PYTHONPATH=. python midi_preprocess/preprocess.py --config midi_preprocess/configs/default.yaml

Then the processed midi files can be found in data/midis/processed/midi_6tracks

2. PDAugment

After getting the phonemes, alignment and melody, we can now augment the dataset by PDAugment.

Here we provide pdaugment.py.

Requirements

We need to meet all the requirements of PDAugment.

conda create -n pdaugment python=3.6 -y
conda activate pdaugment
sudo apt-get install libsasl2-dev python-dev libldap2-dev libssl-dev -y
pip install -r requirements.txt

Augmentation

We need following command line parameters.

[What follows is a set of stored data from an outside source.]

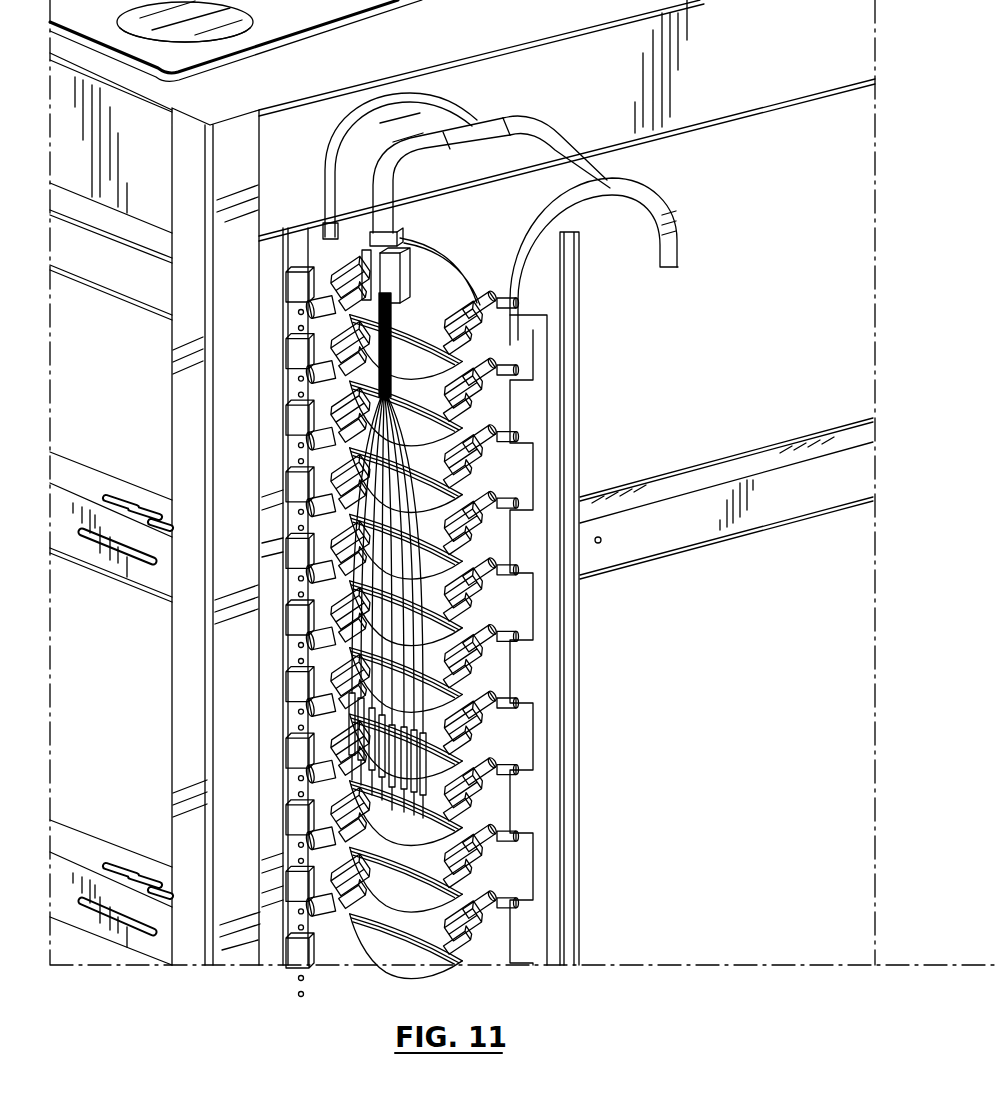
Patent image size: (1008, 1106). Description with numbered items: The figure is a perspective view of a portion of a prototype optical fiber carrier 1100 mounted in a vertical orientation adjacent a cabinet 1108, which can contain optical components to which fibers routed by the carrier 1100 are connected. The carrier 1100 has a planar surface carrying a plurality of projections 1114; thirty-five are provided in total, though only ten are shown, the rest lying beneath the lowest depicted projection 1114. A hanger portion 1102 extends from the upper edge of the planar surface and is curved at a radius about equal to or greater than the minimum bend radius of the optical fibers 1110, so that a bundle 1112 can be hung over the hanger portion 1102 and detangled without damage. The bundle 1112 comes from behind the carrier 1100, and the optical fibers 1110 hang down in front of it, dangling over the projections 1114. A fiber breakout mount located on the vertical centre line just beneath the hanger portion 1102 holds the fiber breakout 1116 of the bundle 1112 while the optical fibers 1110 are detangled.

The carrier 1100 is at (521, 970).
The hanger portion 1102 is at (500, 226).
The cabinet 1108 is at (143, 303).
The optical fibers 1110 is at (428, 652).
The bundle 1112 is at (480, 124).
The projections 1114 is at (400, 289).
The fiber breakout 1116 is at (330, 230).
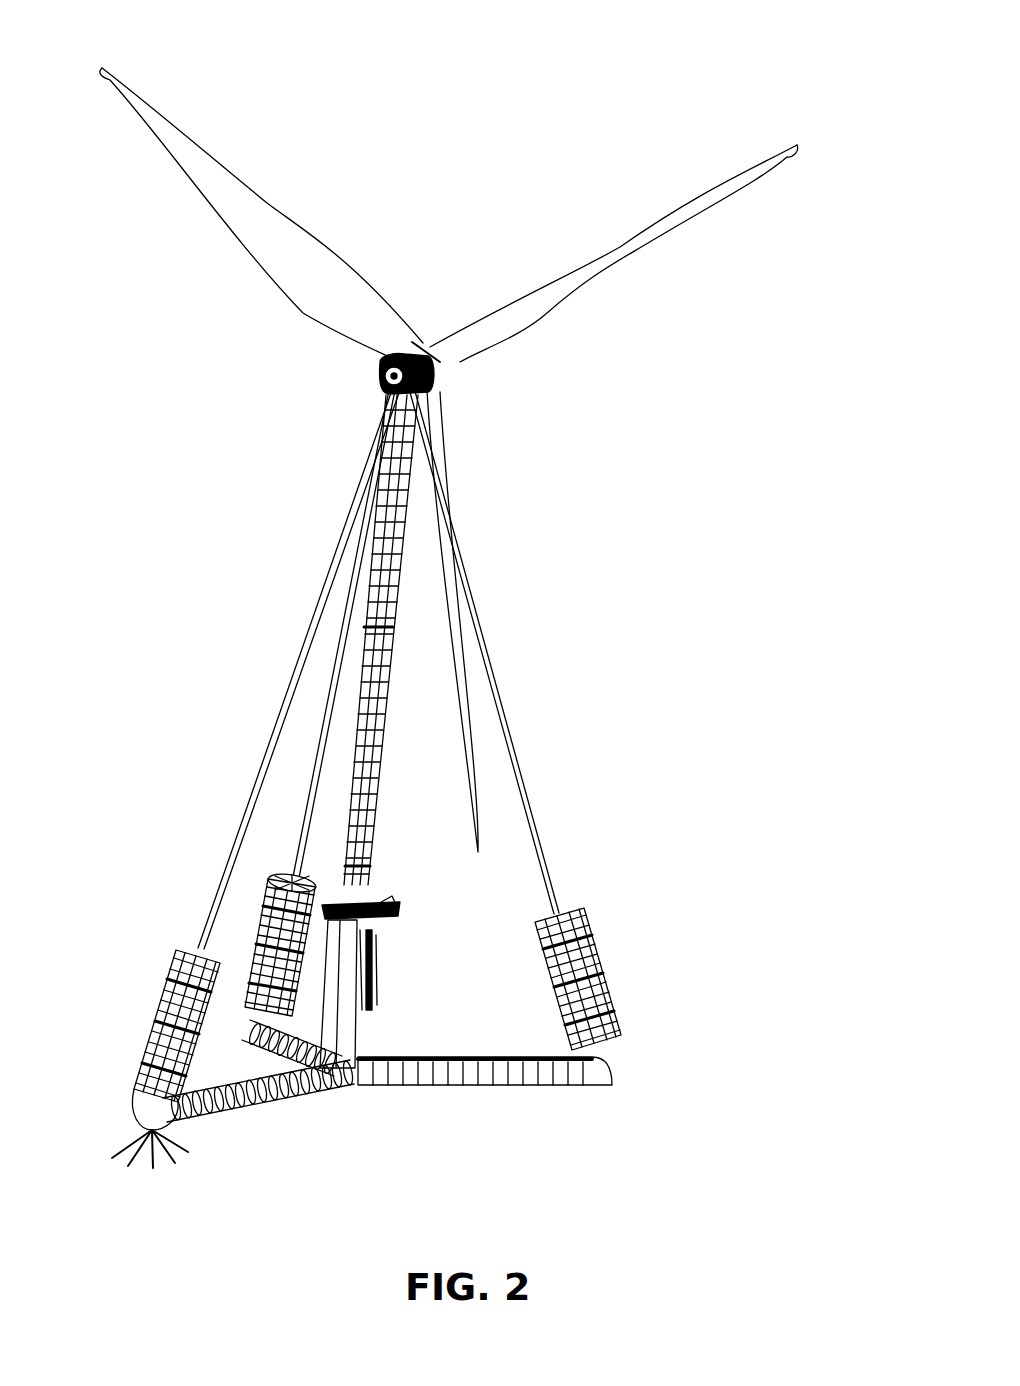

pickle_path             # directory of pickle data, e.g., data/pickle/mel_splits.pickle
frequency_json_file     # mapping between semitone and frequency, e.g., utils/frequency.json
dataset_dir             # directory of dataset, e.g., data/speech/wav/dev-clean
midi_file_fir           # directory of midi file, e.g., data/midis/processed/midi_6tracks
metadata_dir            # metadata information of dataset, e.g., data/speech/phone/dev-clean_metadata.csv
output_duration_dir     # output directory of duration-augmented wav, e.g., data/duration
output_pitch_dir        # output directory of pitch-augmented wav, e.g., data/pitch
output_pdaugment_dir    # output directory of PDAugmented wav, e.g., data/pdaugment
selected_dir            # select directory for training, validating and testing, e.g., ${output_pdaugment_dir}

You can augment the speech dataset with multiple threads by setting:

number_of_threads       # number of threads to process, e.g., 16

Finally run the pdaugment.py.

python pdaugment.py <pickle_path> <frequency_json_file> <dataset_dir> <midi_file_fir> <metadata_dir> <output_duration_dir> <output_pitch_dir> <output_pdaugment_dir> <number_of_threads>
# e.g., python pdaugment.py data/pickle/mel_splits.pickle utils/frequency.json data/speech/wav/dev-clean data/midis/processed/midi_6tracks data/speech/phone/dev-clean_metadata.csv data/duration data/pitch data/pdaugment 16

The corresponding augmented audios will be generated and saved in certain directories.